Mobilized medicine

Norm Lo/RIM
02 Apr 2008
00:00

The healthcare industry has lagged behind other industry sectors in adopting wireless technologies - including financial services, real estate, manufacturing and government - yet it's also a sector that stands to benefit tremendously from deploying wireless solutions. Apart from the general benefits of cost-effectiveness and greater productivity, healthcare facilities can gain specific benefits from harnessing mobile and adopting stronger communication tools for team use.

Take patient safety, for example. With doctors, nurses, and support staff members clearly conveying their intent and response in writing via text-based messages, the likelihood of miscommunication in critical areas, such as prescription doses, treatment modalities, patient symptoms and similar factors, can be dramatically reduced. In a well-designed wireless solution, the level of accountability provided by message tracking, auditing, and record-keeping capabilities provides a clear and consistent trail, recording the daily communications and minimizing miscommunication. Electronic prescription techniques, in particular, provide an extra measure of safety and an effective means of cross-checking patient prescriptions against known allergies or interactions with other medications.

A related benefit is real-time access to information. A patient's safety can be at risk, particularly in emergency situations where possible drug allergies, long-term patient histories, recent diagnostic procedures and similar kinds of information are necessary to inform medical practitioners during treatment. Real-time access to patient records and medical information through a variety of mobile devices means less time wasted hunting for information or searching for records. Lab results can be pushed to devices when they're ready, and staff can have easy access to everything from Hospital Information System (HIS) data and electronic versions of medical references to information stored on the web and databases residing on hospital servers. They can even access applications based on web services.

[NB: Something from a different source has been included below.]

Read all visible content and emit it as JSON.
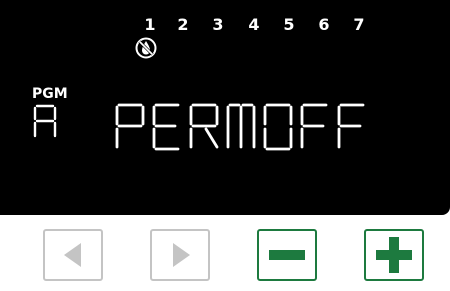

Either way, mobile devices open a window to vital information that can be an essential tool for improving decision making when in the hands of doctors and nurses. However, in order for healthcare facilities to make the best use of wireless, it's important to examine the characteristics of wireless mobility solutions and consider how effectively these solutions meet healthcare industry requirements.

Security and privacy

Industry best practices and regulatory mandates place a high premium on securing electronic data and protecting it against theft or unauthorized viewing. To be effective, data security needs to be integrated into the solution for maximum effectiveness - becoming an integral part of each communication channel, data storage medium and network link. To meet privacy and data integrity concerns, security should provide an umbrella of protection that extends end-to-end, from the handheld computing device across the Internet to the back-end data servers.

Key factors to bear in mind when comparing wireless mobility solutions for healthcare applications include encryption (i.e. data should be encrypted throughout each stage of its lifecycle), lost or stolen device management (i.e. centralized management features that allow administrators to purge data remotely from a missing device) and, of course, password protection and two-factor authentication (as well as best-practice password policies).

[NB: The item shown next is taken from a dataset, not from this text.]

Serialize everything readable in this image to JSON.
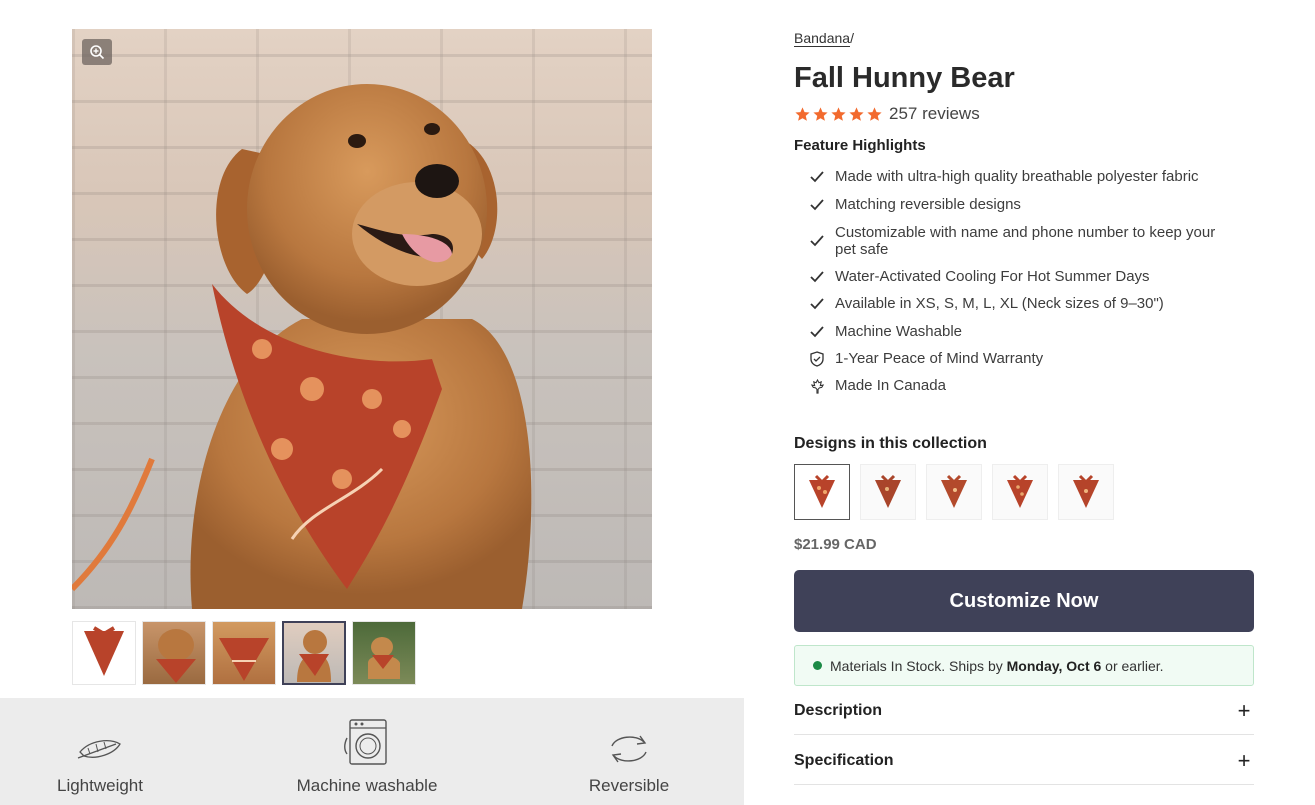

These factors are particularly crucial given laws governing private records associated with a patient's health conditions, personal history, medical treatments and similar data. The penalties for violating the regulations can be substantial - and are often directed to the corporate officers who oversee privacy policies.

Wireless communications using the Wired Equivalent Privacy (WEP) protocol provide some degree of protection against hacking, but security can be more effectively reinforced using best-of-breed encryption algorithms such as Triple DES as an integral form of protection.